Inn at Pound Ridge by Jean-Georges

Inn at Pound Ridge

Some 20 years ago, our family dined at the Inn at Pound Ridge for some important occasion such as Easter or Mother’s Day. Pound Ridge is about 15 miles from Greenwich, just across the New York border, and a number of celebrities call this exclusive and somewhat remote area “home.” I don’t recall the menu that day, but I do remember that the restaurant was loud and that the food was relatively unappetizing. We haven’t been back since.
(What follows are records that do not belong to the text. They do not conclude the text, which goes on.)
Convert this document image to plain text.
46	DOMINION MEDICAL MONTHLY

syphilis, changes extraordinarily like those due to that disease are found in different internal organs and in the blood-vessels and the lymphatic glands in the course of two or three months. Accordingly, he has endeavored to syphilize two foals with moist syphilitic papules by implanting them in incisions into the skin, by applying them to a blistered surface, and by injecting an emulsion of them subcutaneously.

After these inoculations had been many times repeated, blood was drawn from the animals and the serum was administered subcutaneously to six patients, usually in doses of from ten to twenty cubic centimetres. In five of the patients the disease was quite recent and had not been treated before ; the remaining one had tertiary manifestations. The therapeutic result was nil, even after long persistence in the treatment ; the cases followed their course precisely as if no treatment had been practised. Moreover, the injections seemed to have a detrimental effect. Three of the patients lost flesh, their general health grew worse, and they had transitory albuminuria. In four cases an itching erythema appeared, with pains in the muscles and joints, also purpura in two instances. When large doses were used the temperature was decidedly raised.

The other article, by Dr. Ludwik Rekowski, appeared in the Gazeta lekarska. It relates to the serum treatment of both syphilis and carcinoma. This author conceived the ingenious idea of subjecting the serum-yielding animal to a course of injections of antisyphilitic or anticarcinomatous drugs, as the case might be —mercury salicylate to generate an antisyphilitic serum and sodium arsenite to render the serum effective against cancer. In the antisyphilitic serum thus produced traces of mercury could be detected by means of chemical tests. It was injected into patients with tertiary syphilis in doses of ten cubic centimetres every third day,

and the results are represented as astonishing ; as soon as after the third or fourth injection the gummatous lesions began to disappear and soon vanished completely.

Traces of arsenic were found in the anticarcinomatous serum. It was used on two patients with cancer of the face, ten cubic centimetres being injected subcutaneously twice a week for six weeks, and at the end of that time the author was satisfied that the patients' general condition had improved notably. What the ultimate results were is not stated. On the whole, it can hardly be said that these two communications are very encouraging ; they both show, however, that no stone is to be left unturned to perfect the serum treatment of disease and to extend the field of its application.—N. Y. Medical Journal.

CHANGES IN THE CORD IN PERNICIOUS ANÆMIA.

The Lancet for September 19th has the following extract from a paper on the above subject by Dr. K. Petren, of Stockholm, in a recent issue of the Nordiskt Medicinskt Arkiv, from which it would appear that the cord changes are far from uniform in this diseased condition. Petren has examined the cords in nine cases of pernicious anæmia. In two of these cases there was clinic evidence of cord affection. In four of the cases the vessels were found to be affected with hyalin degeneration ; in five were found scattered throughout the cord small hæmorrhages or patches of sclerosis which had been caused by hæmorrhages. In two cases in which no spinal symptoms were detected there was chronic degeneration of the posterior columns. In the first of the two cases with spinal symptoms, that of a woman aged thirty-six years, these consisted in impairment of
A friend of ours suggested that we might want to give the Inn at Pound Ridge another shot since Jean-George had taken over the kitchen and that the food and service was considerably better. It certainly has, but the noise at the Inn is still deafening – even for lunch!

Restaurant at the Inn at Pound Ridge

Now, I am always intrigued by what Jean-George is up to in the kitchen since he plates well, the food is innovative and the service excellent. The meal we were served was no exception. Now Sheila is of the opinion that you should never accept the table that is first offered you and we finally settled on a corner table “far from the maddening crowd” of chatty women celebrating someone’s birthday, engagement or promotion. (Editor’s Note: I apologize if this sounds sexist as men are equally boisterous. Nevertheless, men have the good sense to duel for attention in a pub rather than a fine restaurant.)

As expected in a Jean-George restaurant, the service was impeccable: knowledgeable and personable waiters and a “wait-staff” that kept your water glass filled, re-folded the napkins if you happened to excuse yourself and always asked for permission to clear the table between courses. It is unusual to find this level of service in more than 5% of the restaurants today.

I suspect that the menu changes often at the Inn depending on the season, but the menu is extensive and there is plenty that would tempt even the most constipated gourmand. For appetizers, Sheila selected a delicious yellow-fin tuna sushi which was served over crusty rice and a tasty sauce with a hint of hot peppers. I settle for lightly-battered calamari served with a creamy Yuzo and sesame sauce. Both appetizers were excellent.

For a main course, I chose the hake served over mashed potatoes with broccoli. As I remarked to Sheila, it was the best broccoli I have ever eaten and the combination of flavors were exquisite. Sheila had a delightful hanger steak sandwich served with arugula in pita bread. It too was excellent.

Our desserts were a bit of a disappointment, and I am sure that both of us wished we had ordered Jean-George’s famous salted caramel ice cream served with popcorn and peanuts that we so enjoyed at his ABC Kitchen.

All-in-all a delightful dining experience and we will certainly return.